The key differences between innovation patents and standard patents are set out below.
An innovative step is usually a much lower standard than an inventive step. It requires a variation over the prior art which ‘makes a substantial contribution to the working of the [claimed product or process]’. Recent case law indicates that even obvious combinations of well known features can qualify for protection.
By way of example an innovation patent based on an international patent application will expire eight years after the international filing date.
Innovation patents are granted automatically without examination, typically within weeks after the Australian filing date.
An innovation patent is therefore one of the fastest means by which a client can validly claim that their technology is patented.
Innovation patents are not enforceable until after post-grant examination. Examination can be requested at any time during the life of the innovation patent by the patentee or an interested third party. Examination will require restriction of the patent to a total of 5 claims.

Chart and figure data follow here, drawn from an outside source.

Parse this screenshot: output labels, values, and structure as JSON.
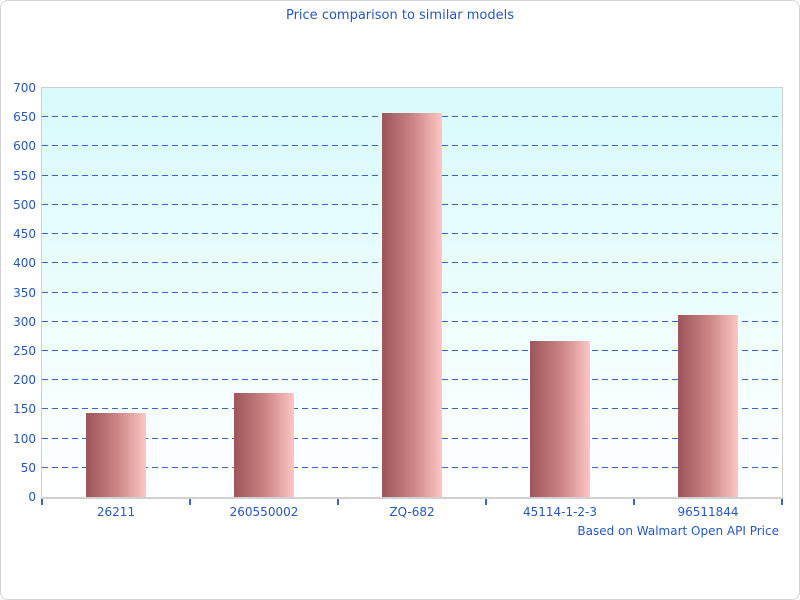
{
  "title": "Price comparison to similar models",
  "footer": "Based on Walmart Open API Price",
  "colors": {
    "text_blue": "#2457c4",
    "grid_blue": "#3865cd",
    "axis_gray": "#d0d0d0",
    "frame_border": "#d3d3d3",
    "bar_dark": "#9d555a",
    "bar_mid": "#ca8282",
    "bar_light": "#fcc6c4",
    "plot_bg_top": "#d8fafb",
    "plot_bg_mid": "#edfdfd",
    "plot_bg_bottom": "#ffffff"
  },
  "chart_data": {
    "type": "bar",
    "title": "Price comparison to similar models",
    "categories": [
      "26211",
      "260550002",
      "ZQ-682",
      "45114-1-2-3",
      "96511844"
    ],
    "values": [
      144,
      178,
      658,
      267,
      311
    ],
    "xlabel": "",
    "ylabel": "",
    "ylim": [
      0,
      700
    ],
    "ytick_step": 50,
    "grid": "horizontal-dashed",
    "legend": "none",
    "annotation": "Based on Walmart Open API Price"
  }
}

Innovation patents provide a rapid route to enforceable rights. An innovation patent cannot be opposed until it has passed examination and then any opposition must cease if court proceedings are commenced.
In the first instance, an innovation patent can be filed as a convention application, as a divisional application, or as a national phase entry of an international patent application, (by filing the innovation patent as a divisional application of the international patent application before the 31 month deadline).
Innovation patents are becoming popular tools for creating a strong patent position and/or creating substantial uncertainty for the patentee’s competitors.
An increasingly popular strategy involves maintaining a pending standard patent application which is written in broad terms then, if and when a competitor releases a product, an innovation patent application can be filed claiming divisional status from the standard patent application. The coverage of the divisional patent application can be ‘targeted’ on the competitor’s product, meaning that its coverage is narrow, and therefore more likely to be valid, yet still clearly covers the competitor’s product.